The United States, Australia, and the United Kingdom have imposed sanctions on the hosting provider Zservers, accusing it of supplying infrastructure for cyberattacks orchestrated by the LockBit group. The sanctions also extend to two administrators of the service, who, according to authorities, managed cryptocurrency transactions and facilitated the group’s illicit activities.
The U.S. Department of the Treasury reported that in 2022, Canadian law enforcement discovered a virtual machine operating through an IP address subleased from Zservers on a laptop seized from a LockBit affiliate. This device was running a command-and-control center for malware. That same year, a hacker acquired IP addresses from Zservers to coordinate LockBit’s operations. In 2023, the company once again provided infrastructure to one of the group’s affiliates.
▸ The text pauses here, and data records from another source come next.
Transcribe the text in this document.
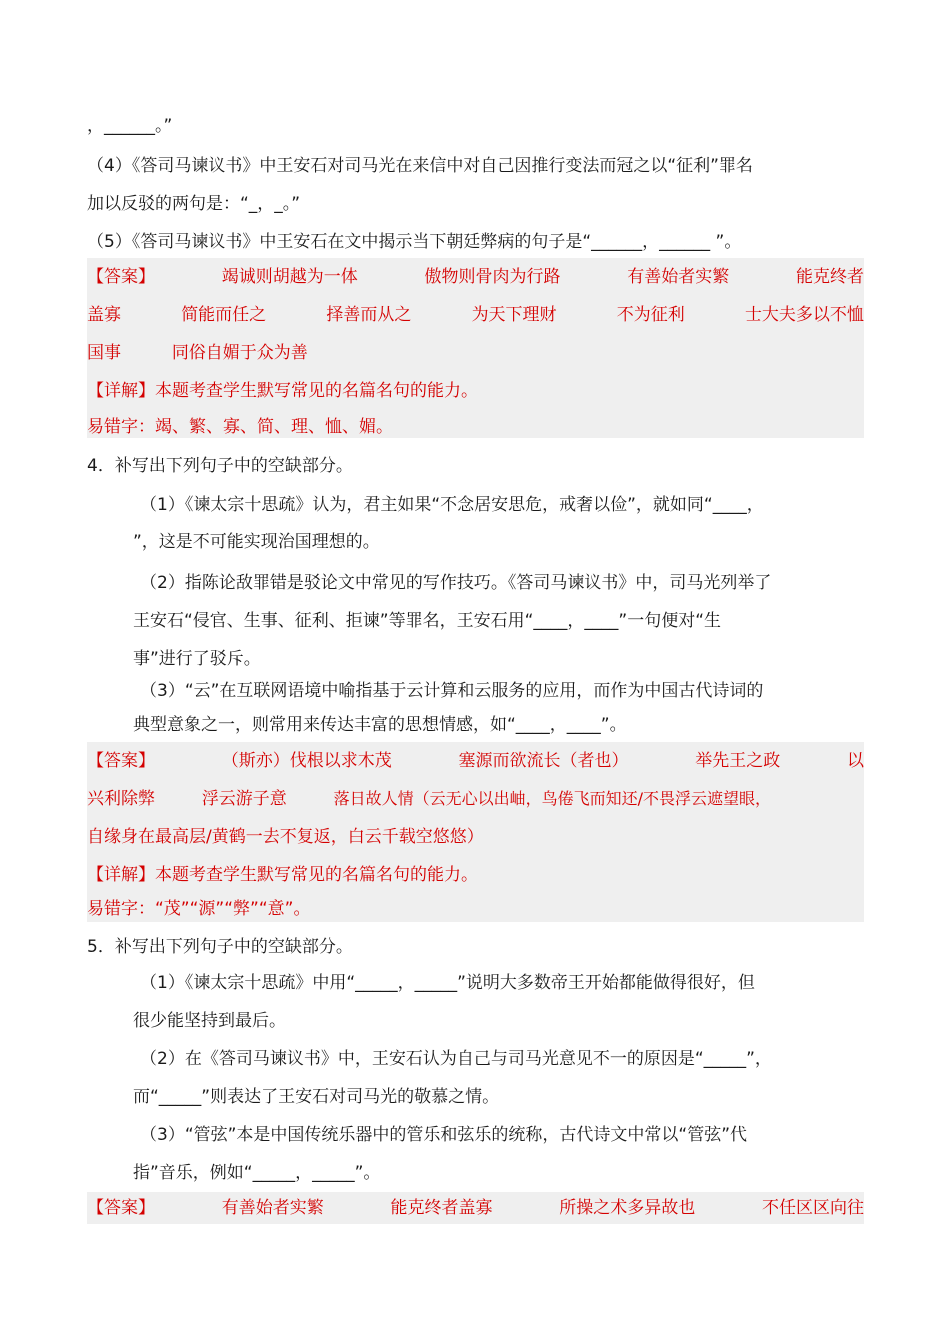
，______。”
（4）《答司马谏议书》中王安石对司马光在来信中对自己因推行变法而冠之以“征利”罪名
加以反驳的两句是：“_，_。”
（5）《答司马谏议书》中王安石在文中揭示当下朝廷弊病的句子是“______，______ ”。
【答案】	竭诚则胡越为一体	傲物则骨肉为行路	有善始者实繁	能克终者
盖寡	简能而任之	择善而从之	为天下理财	不为征利	士大夫多以不恤
国事	同俗自媚于众为善
【详解】本题考查学生默写常见的名篇名句的能力。
易错字：竭、繁、寡、简、理、恤、媚。
4．补写出下列句子中的空缺部分。
（1）《谏太宗十思疏》认为，君主如果“不念居安思危，戒奢以俭”，就如同“____，
”，这是不可能实现治国理想的。
（2）指陈论敌罪错是驳论文中常见的写作技巧。《答司马谏议书》中，司马光列举了
王安石“侵官、生事、征利、拒谏”等罪名，王安石用“____，____”一句便对“生
事”进行了驳斥。
（3）“云”在互联网语境中喻指基于云计算和云服务的应用，而作为中国古代诗词的
典型意象之一，则常用来传达丰富的思想情感，如“____，____”。
【答案】	（斯亦）伐根以求木茂	塞源而欲流长（者也）	举先王之政	以
兴利除弊	浮云游子意	落日故人情（云无心以出岫，鸟倦飞而知还/不畏浮云遮望眼，
自缘身在最高层/黄鹤一去不复返，白云千载空悠悠）
【详解】本题考查学生默写常见的名篇名句的能力。
易错字：“茂”“源”“弊”“意”。
5．补写出下列句子中的空缺部分。
（1）《谏太宗十思疏》中用“_____，_____”说明大多数帝王开始都能做得很好，但
很少能坚持到最后。
（2）在《答司马谏议书》中，王安石认为自己与司马光意见不一的原因是“_____”，
而“_____”则表达了王安石对司马光的敬慕之情。
（3）“管弦”本是中国传统乐器中的管乐和弦乐的统称，古代诗文中常以“管弦”代
指”音乐，例如“_____，_____”。
【答案】	有善始者实繁	能克终者盖寡	所操之术多异故也	不任区区向往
Australian law enforcement emphasized that so-called “bulletproof” hosting providers are, in reality, incapable of shielding cybercriminals, as their infrastructure remains vulnerable to targeted actions by authorities. Such services play a pivotal role in attacks on critical infrastructure worldwide.
The sanctions also target XHOST Internet Solutions LP, which authorities describe as a “front company” for Zservers. Additionally, restrictions have been imposed on four employees. Any transactions between U.S., U.K., or Australian citizens and entities with those listed under the sanctions are now strictly prohibited. Their assets will be frozen, and violators will face fines.
These sanctions are part of an ongoing crackdown on LockBit. Previously, the U.S. State Department announced a reward of up to $10 million for information leading to the identification of the group’s leader, Dmitry Khoroshev, and up to $15 million for details regarding other key members and administrators. In recent years, authorities have also arrested several individuals linked to the group.
Since 2019, LockBit has targeted thousands of organizations across the globe, including Bank of America, Boeing, the U.K.’s Royal Mail, and Italy’s tax authority. Law enforcement estimates that the group has extorted up to $1 billion in ransom payments. In February 2024, as part of Operation Cronos, LockBit’s infrastructure was dismantled, with 34 servers and over 2,500 decryption keys falling into the hands of authorities—enabling the creation of a free tool to restore encrypted data.